Biomass Bulletins: City Council Appeal Sustained…
More than five months after it had overturned Palmer Renewable Energy’s permit to begin construction, the Zoning Board of Appeals once again ruled against the proposed biomass plant. Left unresolved from that January meeting was the Springfield City Council’s appeal.
The ZBA sustained the Council’s administrative appeal effectively putting it on par with the appeal the board granted to the Springfield activist Michaelann Bewsee and other city residents. The ZBA accepted Bewsee’s appeal in January, overturning the decision of Building Commissioner Steven Desilets to grant PRE their initial building permit. Bewsee (and likewise the Springfield City Council) argued that the permit was invalid as PRE required a special permit to incinerate biomass. PRE’s special permit had been revoked by the Springfield City Council in May, 2011.
Tonight’s meeting focused on the Council’s appeal alone. That appeal had been continued in January to April and again to tonight. Councilors were unsure what step to take in January after Bewsee’s appeal was sustained. In April, both the ZBA and the Council were threatened with litigation by PRE on the premise that the Council’s appeal was moot. Councilors continued their appeal once more until today.

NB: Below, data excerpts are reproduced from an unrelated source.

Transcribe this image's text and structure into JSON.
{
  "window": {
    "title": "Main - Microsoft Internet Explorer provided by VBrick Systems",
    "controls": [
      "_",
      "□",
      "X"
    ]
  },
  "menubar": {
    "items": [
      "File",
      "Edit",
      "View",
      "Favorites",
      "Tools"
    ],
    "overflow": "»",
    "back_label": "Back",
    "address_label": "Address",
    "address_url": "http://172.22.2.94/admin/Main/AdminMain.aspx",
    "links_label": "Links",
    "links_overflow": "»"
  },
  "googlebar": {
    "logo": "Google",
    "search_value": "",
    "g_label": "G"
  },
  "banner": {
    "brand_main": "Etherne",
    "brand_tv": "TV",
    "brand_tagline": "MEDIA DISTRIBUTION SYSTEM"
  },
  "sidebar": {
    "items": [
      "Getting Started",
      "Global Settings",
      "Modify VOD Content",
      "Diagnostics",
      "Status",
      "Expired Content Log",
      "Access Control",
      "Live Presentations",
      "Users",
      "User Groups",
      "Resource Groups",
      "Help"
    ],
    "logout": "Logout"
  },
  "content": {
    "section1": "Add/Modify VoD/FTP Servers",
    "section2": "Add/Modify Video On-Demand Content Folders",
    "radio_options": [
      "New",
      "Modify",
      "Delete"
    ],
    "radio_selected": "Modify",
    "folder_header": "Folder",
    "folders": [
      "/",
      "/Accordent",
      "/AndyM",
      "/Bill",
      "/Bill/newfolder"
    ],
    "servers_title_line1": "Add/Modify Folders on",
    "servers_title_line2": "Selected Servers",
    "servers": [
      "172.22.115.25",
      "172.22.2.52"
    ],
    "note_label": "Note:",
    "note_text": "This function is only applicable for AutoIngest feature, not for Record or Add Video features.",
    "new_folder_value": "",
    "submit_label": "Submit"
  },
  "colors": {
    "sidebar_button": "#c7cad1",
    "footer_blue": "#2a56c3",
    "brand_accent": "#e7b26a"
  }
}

The appeal took place in a nearly empty Room 220 in City Hall. The first ZBA hearing also took place there, but in starkly different milieu. Tension weighed heavily in the packed room in January. Tonight, only two councilors, Bewsee herself, the city’s attorney in Land Court, and PRE’s attorneys were present before the Board. WMassP&I was the only media outlet present.
In opening the Council’s position, Ward 7 Councilor Tim Allen noted that the Council’s decision to pursue its appeal was primarily to preserve its right to appeal. He outlined the circumstances that led to the current situation and then turned over the arguments to Ward 2 Councilor Mike Fenton.

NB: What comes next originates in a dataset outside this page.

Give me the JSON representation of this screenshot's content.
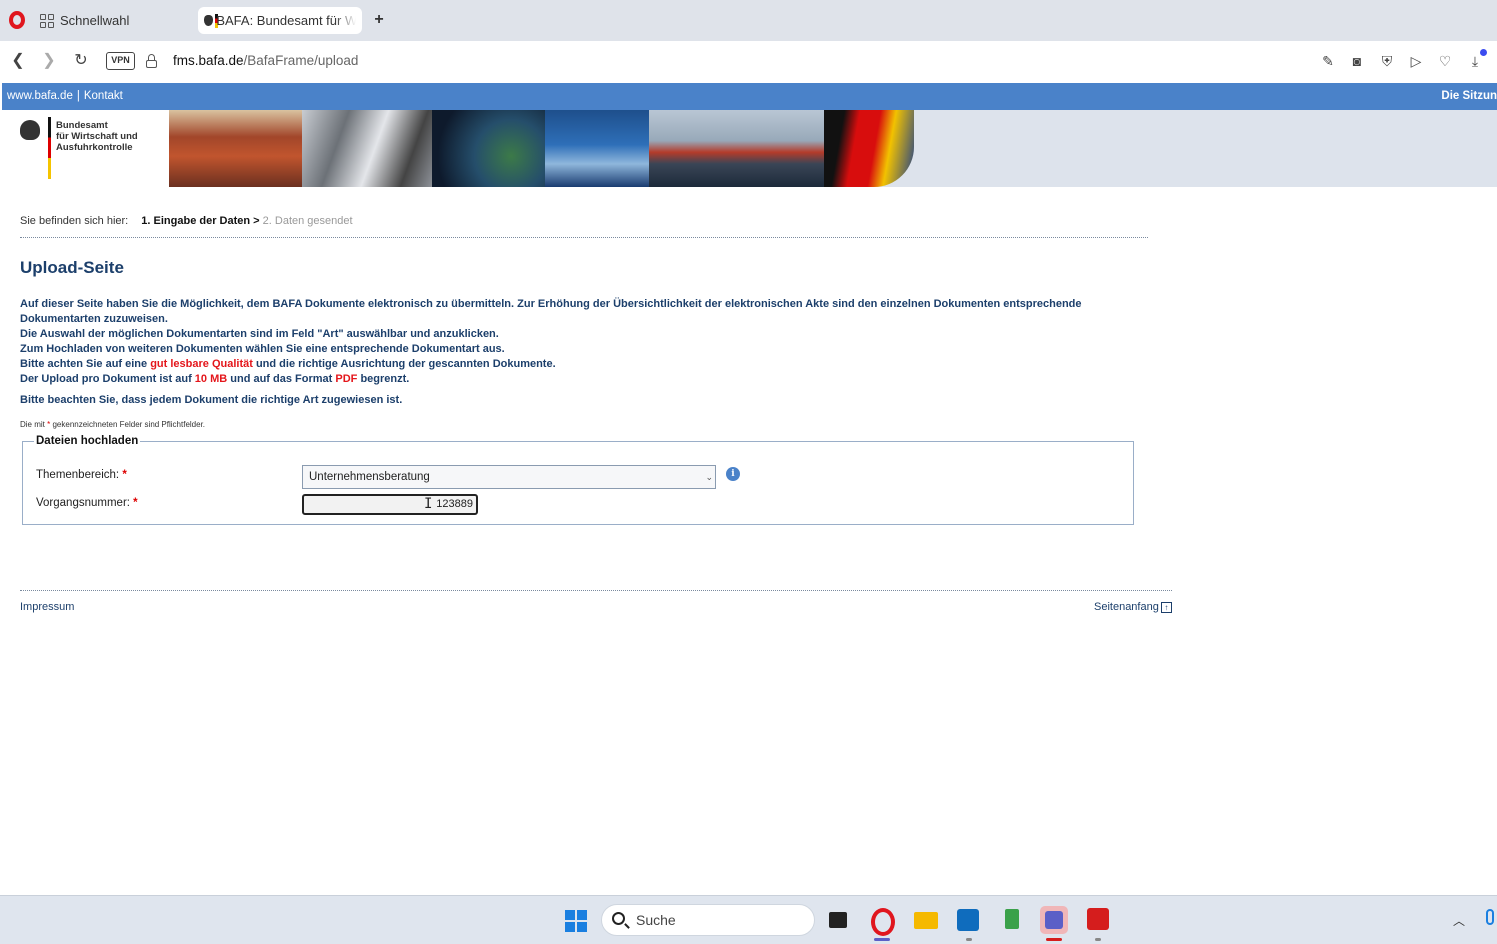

Fenton addressed two issues, PRE’s contention of mootness the merits of the case overall. The merits were rather simple and urged the ZBA to approve the Council’s appeal for the same reason that it approved Bewsee’s.

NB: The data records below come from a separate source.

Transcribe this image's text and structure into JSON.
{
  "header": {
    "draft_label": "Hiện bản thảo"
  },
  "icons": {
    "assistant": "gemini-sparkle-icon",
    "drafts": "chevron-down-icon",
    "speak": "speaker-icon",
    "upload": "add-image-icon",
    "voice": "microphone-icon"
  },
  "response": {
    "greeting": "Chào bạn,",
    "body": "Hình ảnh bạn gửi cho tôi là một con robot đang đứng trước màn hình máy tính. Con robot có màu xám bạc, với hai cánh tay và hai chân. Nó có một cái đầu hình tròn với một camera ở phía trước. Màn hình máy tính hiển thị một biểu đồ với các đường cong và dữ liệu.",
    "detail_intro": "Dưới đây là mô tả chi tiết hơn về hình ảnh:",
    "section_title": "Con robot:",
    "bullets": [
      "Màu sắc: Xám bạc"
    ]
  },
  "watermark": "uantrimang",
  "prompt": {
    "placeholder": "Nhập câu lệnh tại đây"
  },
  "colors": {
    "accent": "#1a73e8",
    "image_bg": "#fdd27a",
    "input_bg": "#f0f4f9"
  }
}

The mootness issue revolved around the risk of Bewsee’s appeal being thrown out in court. Namely, a court could rule that Bewsee never had standing to appeal the permit and thusly throw out the ZBA’s ruling entirely. However, PRE had contended earlier that the appeal is moot because, in sustaining Bewsee’s appeal, there is no permit for the Council to actually appeal now.
The City Council, by contrast, has much a much stronger right to go to court. Under state law, as the author of the city’s zoning ordinance, it has a right to oppose permitting and zoning decisions the Council feels contradict the ordinance’s meaning.
Fenton argued that if the Council cannot appeal because the permit does not actually exist and then Bewsee’s appeal is struck on standing grounds, the statute of limitations on filing appeals would then foreclose the Council from any appeal.
PRE’s attorneys argued that there is no permit to revoke, but also urged the ZBA to reconsider its reasoning on the theory that any wood burning stove at a residence would then be subject to permitting.
ZBA Chair Brenda Doherty challenged PRE to explain what the Council’s recourse would be if the board ruled the Council cannot appeal because there is no permit to actually appeal. An attorney for PRE admitted it was a procedural conundrum, but offered no answers. Instead, they insisted that because the matter was before Land Court, only that Court had jurisdiction. The attorney recommended the Council sue to intervene in the case separately.
Board members were not convinced by PRE’s argument as shown by Doherty’s concern that a ruling adverse to the Council would all but kill its right to a day in court. She also asked the attorney for PRE what the likelihood is the city would use the ZBA’s ruling to go after household wood stoves. The attorney had no answer, but for that scenario seems improbable especially as residences are regulated under a different part of the ordinance.
Board member Walter Gould asked how long litigation will last and PRE’s attorney suggested 1-2 years. This estimate likely does not include appeals after a final judgment and any back and forth within the appeals process before final judgment.
After some discussion about the language of its action, on a motion from Board Member Daniel Morrissey, the ZBA sustained the Council’s appeal. Doherty explained after the ruling that part of their reasoning on the mootness issue stemmed from the fact that although the permit has been overturned, there is still no final judgment on the subject. Therefore, the Council still had a right to get its say in through the proper administrative channels even if the case is in Land Court.
The suit in Land Court, both regarding the Special Permit revocation and the ZBA’s ruling, has already dragged on for months and discovery is likely to continue until the end of the year largely due to PRE. Some councilors have faced eight hours of deposition and other opponents of the biomass plant have faced similar lengths of time responding to discovery requests.
This has happened even as PRE mounted a fairly weak defense at the ZBA tonight. It opted to stick with local counsel rather than put forth the Boston lawyer who condescended frequently to officials in past meetings. Taken together, however, it is evidence that PRE is digging its heels in and preparing for a long fight.